Sejarah[sunting | sunting sumber]

Ilmu stratigrafi pertama kali dirintis di Britania Raya pada abad ke-19 Masehi. Perintisnya bernama William Smith. Perintisan ini diawali oleh pengamatan terhadap beberapa perlapisan batuan yang tersingkap dengan urutan perlapisan yang sama. Kesimpulan dari pengamatan ini bahwa lapisan tertua pada batuan adalah lapisan batuan yang berada pada lapisan terbawah. Kesimpulan ini hanya memiliki beberapa pengecualian. Kondisi yang umum pada lapisan batuan adalah adanya kesinambungan yang utuh ke tempat yang berbeda-beda. Karenanya, pada suatu wilayah yang sangat luas dapat dibuat perbandingan lapisan batuan antara satu tempat ke tempat lainnya. Smith kemudian membuat suatu sistem yang berlaku umum berdasarkan hasil pengamatannya ini. Pemberlakuannya untuk periode-periode geologi tertentu. Pada masanya, belum ada penamaan untuk periode-periode waktu tersebut. Hasil pengamatan Smith kemudian berkembang menjadi ilmu stratigrafi. Kajian awalnya meliputi pengetahuan tentang susunan, hubungan dan pembentukan batuan.[1]

Penekanan penelitian stratigrafi waktu itu diletakkan pada konsep waktu sehingga pemelajaran litologi pada waktu itu dipandang hanya sebagai ilmu pelengkap dalam rangka mencapai suatu tujuan yang dipandang lebih penting, yakni untuk menggolongan dan menentukan umur batuan.[butuh rujukan] Pada tahun-tahun berikutnya, pemelajaran minyakbumi secara khusus telah memberikan konsep yang sedikit berbeda terhadap istilah stratigrafi. Konsep yang baru itu tidak hanya menekankan masalah penggolongan dan umur, namun juga litologi.[butuh rujukan]

Terminologi[sunting | sunting sumber]

Stratigrafi tersusun dari 2 kata, yaitu kata “strati“ berasal dari kata stratos, dan kata “grafi” yang berasal dari kata graphic atau graphos. Stratos berarti perlapisan, sedangkan graphic atau graphos berarti gambar atau lukisan. Dalam pengertian sederhana, stratigrafi diartikan sebagai ilmu pemerian lapisan-lapisan batuan.
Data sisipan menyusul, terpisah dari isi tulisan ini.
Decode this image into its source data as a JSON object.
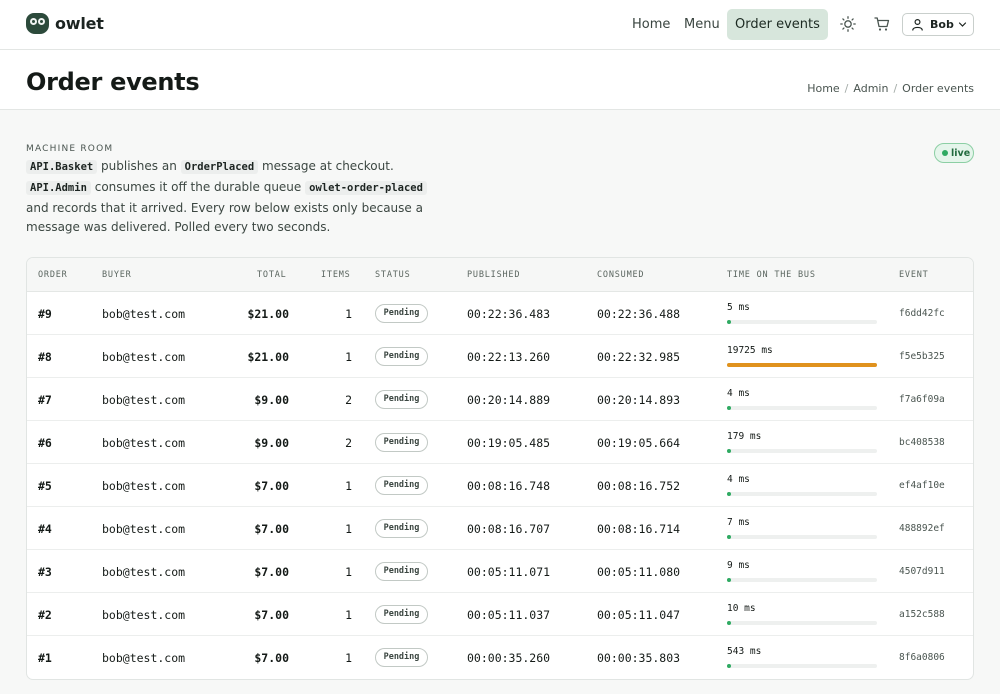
{
  "brand": {
    "name": "owlet"
  },
  "nav": {
    "links": [
      {
        "label": "Home",
        "active": false
      },
      {
        "label": "Menu",
        "active": false
      },
      {
        "label": "Order events",
        "active": true
      }
    ],
    "theme_icon": "sun-icon",
    "cart_icon": "cart-icon",
    "user": {
      "name": "Bob",
      "icon": "user-icon",
      "chevron": "chevron-down-icon"
    }
  },
  "page": {
    "title": "Order events",
    "breadcrumb": [
      "Home",
      "Admin",
      "Order events"
    ]
  },
  "intro": {
    "eyebrow": "MACHINE ROOM",
    "p1_code": "API.Basket",
    "p1_text": " publishes an ",
    "p2_code": "OrderPlaced",
    "p2_text": " message at checkout. ",
    "p3_code": "API.Admin",
    "p3_text": " consumes it off the durable queue ",
    "p4_code": "owlet-order-placed",
    "p4_text": " and records that it arrived. Every row below exists only because a message was delivered. Polled every two seconds.",
    "live_label": "live"
  },
  "table": {
    "columns": {
      "order": "ORDER",
      "buyer": "BUYER",
      "total": "TOTAL",
      "items": "ITEMS",
      "status": "STATUS",
      "published": "PUBLISHED",
      "consumed": "CONSUMED",
      "bus": "TIME ON THE BUS",
      "event": "EVENT"
    },
    "rows": [
      {
        "order": "#9",
        "buyer": "bob@test.com",
        "total": "$21.00",
        "items": "1",
        "status": "Pending",
        "published": "00:22:36.483",
        "consumed": "00:22:36.488",
        "bus_label": "5 ms",
        "bus_ms": 5,
        "event": "f6dd42fc"
      },
      {
        "order": "#8",
        "buyer": "bob@test.com",
        "total": "$21.00",
        "items": "1",
        "status": "Pending",
        "published": "00:22:13.260",
        "consumed": "00:22:32.985",
        "bus_label": "19725 ms",
        "bus_ms": 19725,
        "event": "f5e5b325"
      },
      {
        "order": "#7",
        "buyer": "bob@test.com",
        "total": "$9.00",
        "items": "2",
        "status": "Pending",
        "published": "00:20:14.889",
        "consumed": "00:20:14.893",
        "bus_label": "4 ms",
        "bus_ms": 4,
        "event": "f7a6f09a"
      },
      {
        "order": "#6",
        "buyer": "bob@test.com",
        "total": "$9.00",
        "items": "2",
        "status": "Pending",
        "published": "00:19:05.485",
        "consumed": "00:19:05.664",
        "bus_label": "179 ms",
        "bus_ms": 179,
        "event": "bc408538"
      },
      {
        "order": "#5",
        "buyer": "bob@test.com",
        "total": "$7.00",
        "items": "1",
        "status": "Pending",
        "published": "00:08:16.748",
        "consumed": "00:08:16.752",
        "bus_label": "4 ms",
        "bus_ms": 4,
        "event": "ef4af10e"
      },
      {
        "order": "#4",
        "buyer": "bob@test.com",
        "total": "$7.00",
        "items": "1",
        "status": "Pending",
        "published": "00:08:16.707",
        "consumed": "00:08:16.714",
        "bus_label": "7 ms",
        "bus_ms": 7,
        "event": "488892ef"
      },
      {
        "order": "#3",
        "buyer": "bob@test.com",
        "total": "$7.00",
        "items": "1",
        "status": "Pending",
        "published": "00:05:11.071",
        "consumed": "00:05:11.080",
        "bus_label": "9 ms",
        "bus_ms": 9,
        "event": "4507d911"
      },
      {
        "order": "#2",
        "buyer": "bob@test.com",
        "total": "$7.00",
        "items": "1",
        "status": "Pending",
        "published": "00:05:11.037",
        "consumed": "00:05:11.047",
        "bus_label": "10 ms",
        "bus_ms": 10,
        "event": "a152c588"
      },
      {
        "order": "#1",
        "buyer": "bob@test.com",
        "total": "$7.00",
        "items": "1",
        "status": "Pending",
        "published": "00:00:35.260",
        "consumed": "00:00:35.803",
        "bus_label": "543 ms",
        "bus_ms": 543,
        "event": "8f6a0806"
      }
    ]
  },
  "colors": {
    "accent_green": "#2faa62",
    "warn_orange": "#e0921d",
    "nav_active_bg": "#d7e6dc"
  }
}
Sedangkan dalam pengertian yang lebih luas, stratigrafi diartikan sebagai ilmu yang mempelajari tentang aturan, hubungan, dan pembentukan macam-macam batuan di alam yang dibahas dari segi ruang dan waktu.[1]

Definisi[sunting | sunting sumber]

Definisi dari para ahli stratigrafi[sunting | sunting sumber]

Raymond Cecil Moore (1941) menyatakan bahwa “stratigrafi adalah cabang ilmu geologi yang membahas tentang definisi dan pemerian kelompok-kelompok batuan, terutama batuan sedimen, serta penafsiran kebenaannya dalam sejarah geologi.” Sedangkan menurut Otto Heinrich Schindewolf (1954), stratigrafi bukan Schichtbeschreibung, melainkan sebuah cabang geologi sejarah yang membahas tentang susunan batuan menurut umurnya serta tentang skala waktu dari berbagai peristiwa geologi. Definis dari stratigrafi juga dikemukakan oleh Curt Teichert (1958). Ia mendefinisikan stratigrafi sebagai "cabang ilmu geologi yang membahas tentang strata batuan untuk menetapkan urutan-urutan kronologinya serta penyebaran geografisnya.” Sebagian besar ahli stratigrafi Prancis juga tidak terlalu menekankan komposisi batuan sebagai sebuah domain dari stratigrafi.[butuh rujukan]

Definisi dari Kongres Geologi Internasional[sunting | sunting sumber]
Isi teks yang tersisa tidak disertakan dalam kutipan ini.